River of Victory

Film Review by Dean Duncan Jun 29, 2015

In which the three BYU boys who produced this film successfully avoid, even if by accident, all manner of cultural or colonialist perils. The subject is poverty, but by giving the film over to these poor people, by giving us their names and voices, the filmmakers haven’t made an object of that poverty. This means that we learn how much more there is to a poor person than her abjectness. We see personalities and passions and frustrations, the usual human abundance. And then we see that poverty is always in the vicinity, and that it is an affront to that abundance, to the dignity of humanity. That’s actually where we find the major weakness in this very laudable film. Its heart is definitely in the right place, and it is justified in the relationship it establishes with its subjects. But after all of the appalling things it portrays for our behalf, all the solution it can come up with is an address so that we can send a donation. Band-aids, definitely, but it’s not charity we need here. It’s justice!
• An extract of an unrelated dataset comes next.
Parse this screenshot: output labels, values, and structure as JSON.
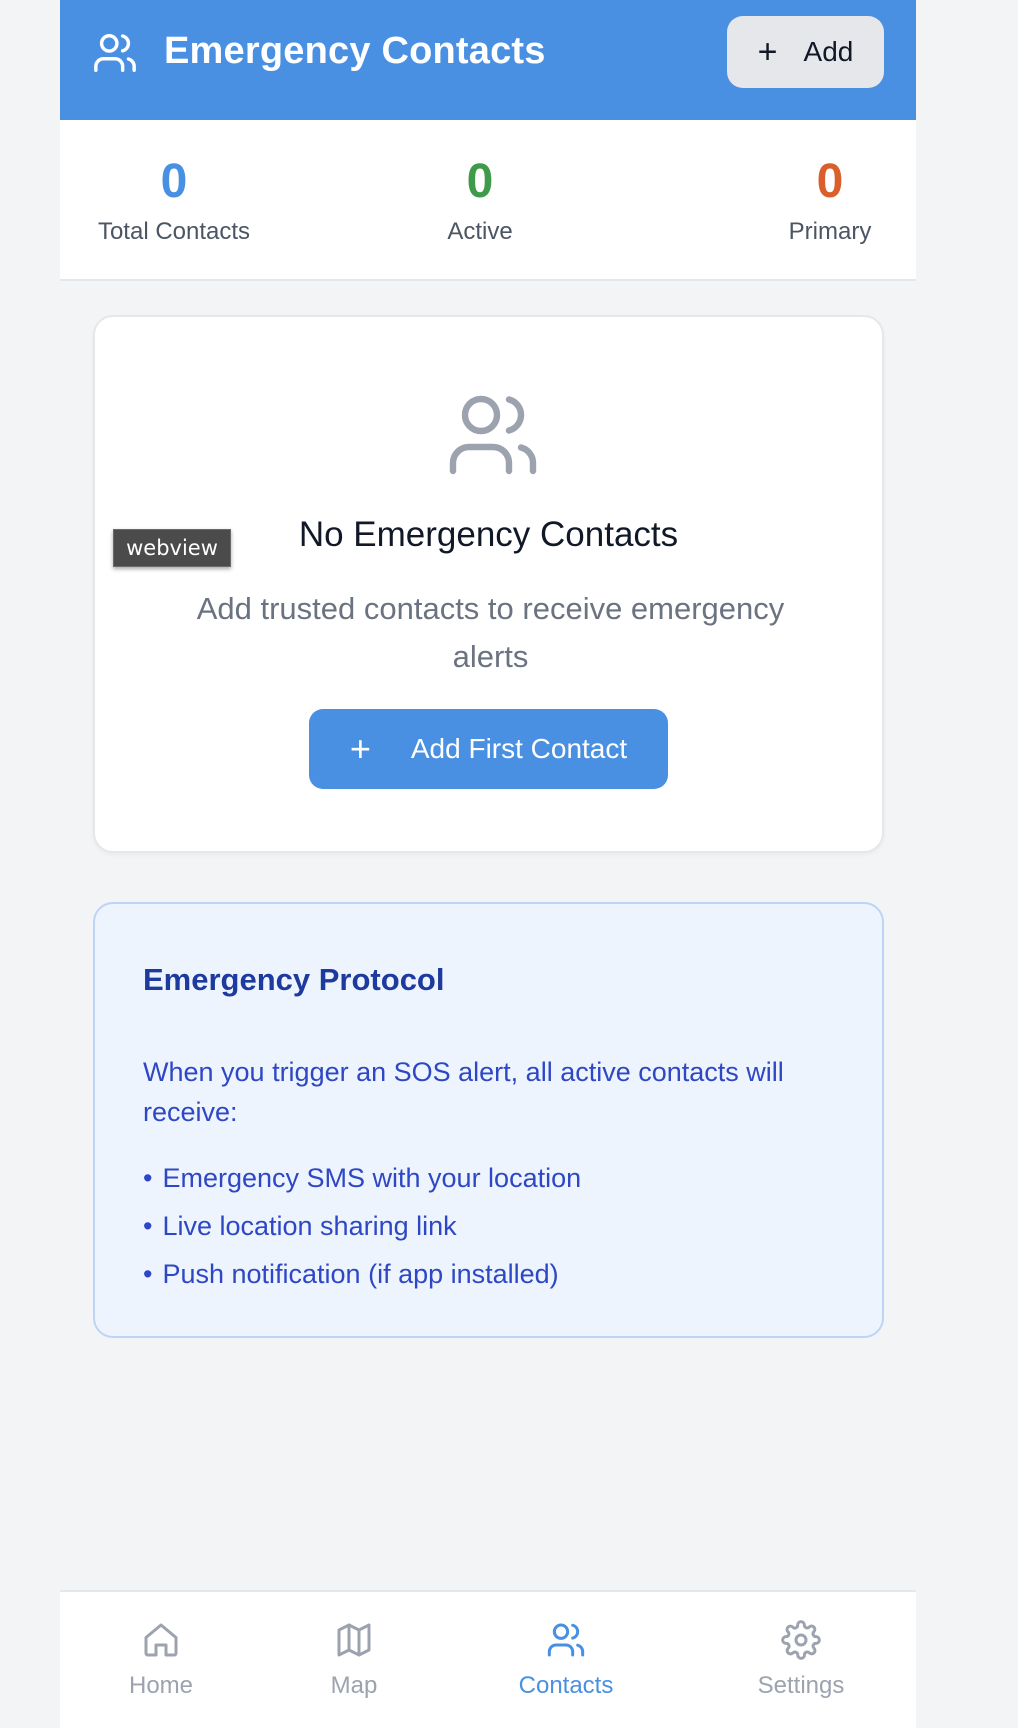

Not every film need address systemic or infrastructural issues, let alone come up with solutions to systemic and infrastructural problems. But every film should at least have a slight clue about them. Oh, well. There’s so many Mormons for you, and maybe why old President Thomas Monson put the poor back at the top of the agenda, back when he took over. There’s a more important thing. For all the corporate underpinning of Church culture, or maybe the corporate backgrounds and identities of so many of its agents, the missionaries may ultimately have it over the lefty do-gooders. What was it that they said, that these boys embraced with all their hearts? “Yea, I desire to dwell among this people for a time; yea, and perhaps until the day I die.”